Holidays and Grief: “I don’t know what to say, except it’s Christmas and we’re all in misery.” – Ellen Griswold

I hope beyond hope that this quote from the cinematic masterpiece, Christmas Vacation, is not the norm in your home. For 29 years of my life, this was not the norm. Christmas was a magical time, even when I was  in college, Santa’s magic was in full effect in the Garner home. I never could imagine a time when I wouldn’t be bursting with joy from Thanksgiving through New Year’s Day. I also never imagined there’d be a day when I could talk on the phone and see people like the Jetsons did. I guess our imaginations can be scary.

I know that our grief during the holidays is probably more pronounced because we get hit with her birthday, her Gotcha Day, Thanksgiving, my birthday, Christmas, her death day, we buried her on New Year’s Eve, and then New Year’s Day is always a reminder of another year without her. However, I imagine that most bereaved families of children would say that these are some truths about holidays after you lose a child.

1. We don’t give a crap about presents. In fact, we would give back every present we’ve ever gotten in our lives to have just one more day with our girl. (Well maybe not every one. Once, I asked for a My Little Pony stable. Apparently Santa and Mrs. Claus got in a huge fight about it and it took hours upon hours to put together. I never touched it. I probably would want to keep that gift, otherwise they wouldn’t have anything to remind me about on Christmas Eve) Don’t worry about getting a bereaved family a gift. Go by their home. Visit them. Cry with them. Tell them that you miss their child. Ask if you can run any errands for them, because nothing is worse than going out in a small town and seeing happy people at Christmas.

2. For the first couple of years, we probably don’t want to see your happy, complete family smiling and being all precious on a Christmas card. Now, I hesitated to include this, but Molly ROCK is all about being RADICAL and OPEN. Here is the truth, there is no feeling as heavy as knowing you are approaching one year without your child, and the first Christmas without them. Instead of sending your jolly old card of your happy and alive kids, send a note. Don’t know what to say? Here’s an idea: “Dear People Who Used to be Happy and Fun, Our thoughts and prayers are with you as you approach the holiday season without your dear MOLLY. (Yes, say their name!) Please know we miss her so. Love, The People Whose Kids Are All Alive.” (Keeping it really real, my mom may or may not have gotten some pleasure from burning unopened Christmas cards that first year. Yes, my sweet Mama, who wanted to tip the man at McDonalds a lot of money the day, found PLEASURE in burning perfectly good cards.)

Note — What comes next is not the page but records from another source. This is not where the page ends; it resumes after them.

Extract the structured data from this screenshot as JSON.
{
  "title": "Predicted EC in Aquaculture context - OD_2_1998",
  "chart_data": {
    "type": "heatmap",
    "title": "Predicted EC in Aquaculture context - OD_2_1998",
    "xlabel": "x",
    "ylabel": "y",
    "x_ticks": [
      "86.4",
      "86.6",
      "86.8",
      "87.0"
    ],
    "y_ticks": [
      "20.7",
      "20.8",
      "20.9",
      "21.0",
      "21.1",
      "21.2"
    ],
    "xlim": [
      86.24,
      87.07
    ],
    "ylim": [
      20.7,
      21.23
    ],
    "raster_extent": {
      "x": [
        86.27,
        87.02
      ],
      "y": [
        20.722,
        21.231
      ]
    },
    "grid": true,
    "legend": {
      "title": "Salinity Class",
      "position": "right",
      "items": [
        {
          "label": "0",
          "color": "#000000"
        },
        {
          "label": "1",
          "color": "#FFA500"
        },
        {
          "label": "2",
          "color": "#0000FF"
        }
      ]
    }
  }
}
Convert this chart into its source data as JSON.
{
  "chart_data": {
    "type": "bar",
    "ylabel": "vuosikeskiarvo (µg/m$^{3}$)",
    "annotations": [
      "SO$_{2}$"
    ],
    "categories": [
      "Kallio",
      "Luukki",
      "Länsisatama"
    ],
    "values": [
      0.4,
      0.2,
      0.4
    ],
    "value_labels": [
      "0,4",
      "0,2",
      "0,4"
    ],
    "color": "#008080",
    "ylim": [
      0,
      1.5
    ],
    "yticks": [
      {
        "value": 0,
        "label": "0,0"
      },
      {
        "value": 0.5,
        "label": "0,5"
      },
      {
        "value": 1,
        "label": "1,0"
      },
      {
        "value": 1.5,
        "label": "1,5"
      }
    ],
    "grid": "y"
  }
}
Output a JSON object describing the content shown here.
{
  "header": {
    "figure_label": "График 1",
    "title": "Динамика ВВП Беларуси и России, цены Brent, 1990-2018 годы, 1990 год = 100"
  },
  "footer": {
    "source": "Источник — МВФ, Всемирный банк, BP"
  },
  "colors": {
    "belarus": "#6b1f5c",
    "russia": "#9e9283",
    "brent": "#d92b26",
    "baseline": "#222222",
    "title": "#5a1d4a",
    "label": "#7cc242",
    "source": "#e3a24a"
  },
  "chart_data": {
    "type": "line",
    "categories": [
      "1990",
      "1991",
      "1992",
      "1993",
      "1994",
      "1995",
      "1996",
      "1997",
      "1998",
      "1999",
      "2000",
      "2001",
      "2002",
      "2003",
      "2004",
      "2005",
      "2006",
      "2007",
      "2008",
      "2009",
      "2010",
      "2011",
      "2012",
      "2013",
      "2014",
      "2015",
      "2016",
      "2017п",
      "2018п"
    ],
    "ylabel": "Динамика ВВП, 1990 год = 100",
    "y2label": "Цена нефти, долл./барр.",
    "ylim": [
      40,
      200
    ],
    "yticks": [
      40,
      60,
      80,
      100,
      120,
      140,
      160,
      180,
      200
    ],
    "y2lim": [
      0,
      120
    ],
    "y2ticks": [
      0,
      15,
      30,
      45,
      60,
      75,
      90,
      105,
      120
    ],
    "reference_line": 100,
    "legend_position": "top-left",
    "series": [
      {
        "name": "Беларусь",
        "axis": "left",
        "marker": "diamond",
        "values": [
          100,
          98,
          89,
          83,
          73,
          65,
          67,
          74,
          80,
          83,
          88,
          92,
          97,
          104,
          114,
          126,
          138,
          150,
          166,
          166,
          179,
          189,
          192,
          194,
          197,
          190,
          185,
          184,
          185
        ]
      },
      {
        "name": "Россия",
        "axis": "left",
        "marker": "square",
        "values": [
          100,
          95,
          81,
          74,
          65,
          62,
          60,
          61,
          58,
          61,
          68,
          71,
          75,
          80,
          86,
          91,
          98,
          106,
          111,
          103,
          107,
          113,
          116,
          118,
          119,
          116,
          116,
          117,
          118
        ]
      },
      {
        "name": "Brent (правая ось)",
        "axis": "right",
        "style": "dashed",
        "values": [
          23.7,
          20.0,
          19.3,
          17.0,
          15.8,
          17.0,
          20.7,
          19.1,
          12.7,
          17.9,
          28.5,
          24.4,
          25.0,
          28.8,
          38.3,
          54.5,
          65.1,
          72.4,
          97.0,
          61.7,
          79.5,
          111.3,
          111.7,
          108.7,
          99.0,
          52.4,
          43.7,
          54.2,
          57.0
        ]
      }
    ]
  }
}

3. Traditions change. Yes, holidays are steeped in tradition. Traditions center around your family. When your family changes, traditions aren’t the same. They hurt. They are a glaring reminder that part of you is gone. So, if you know someone who has lost a child, help them discover new traditions. There are ways to honor and include their loved one, while forging a new path. If you were a part of their tradition, don’t get your feelings hurt that they can’t do the tradition anymore.

4. We may not go to church during the holidays. This does not mean that we don’t recognize Christmas as the miraculous birth of our savior. However, the scene that we create when snot is pouring out of our noses down to the floor and getting all over a stranger’s purse takes away from the beauty of an a cappella, candlelit version of Silent Night.

This is not a comprehensive list, but just a few things for you to think about. Before we walked this journey, we always wondered what we could do to help people in grief. Now that we won the golden ticket to be in this club, we want to help others. We want to help kids avoid making the mistake Molly did. (Her mistake was not sharing her pregnancy, NOT having sex before marriage.) We want to help adults avoid making the mistakes that we made in not catching Molly’s pregnancy. We want to help families who are a little behind us in their grief journey. We want to help people who love people in grief know how to help.

Keep MollyROCK in your daily life, Christmas, Valentine’s Day, Groundhog Day, Tuesday, National Doughnut Day, Flag Day, Thursday…. EVERY DAY.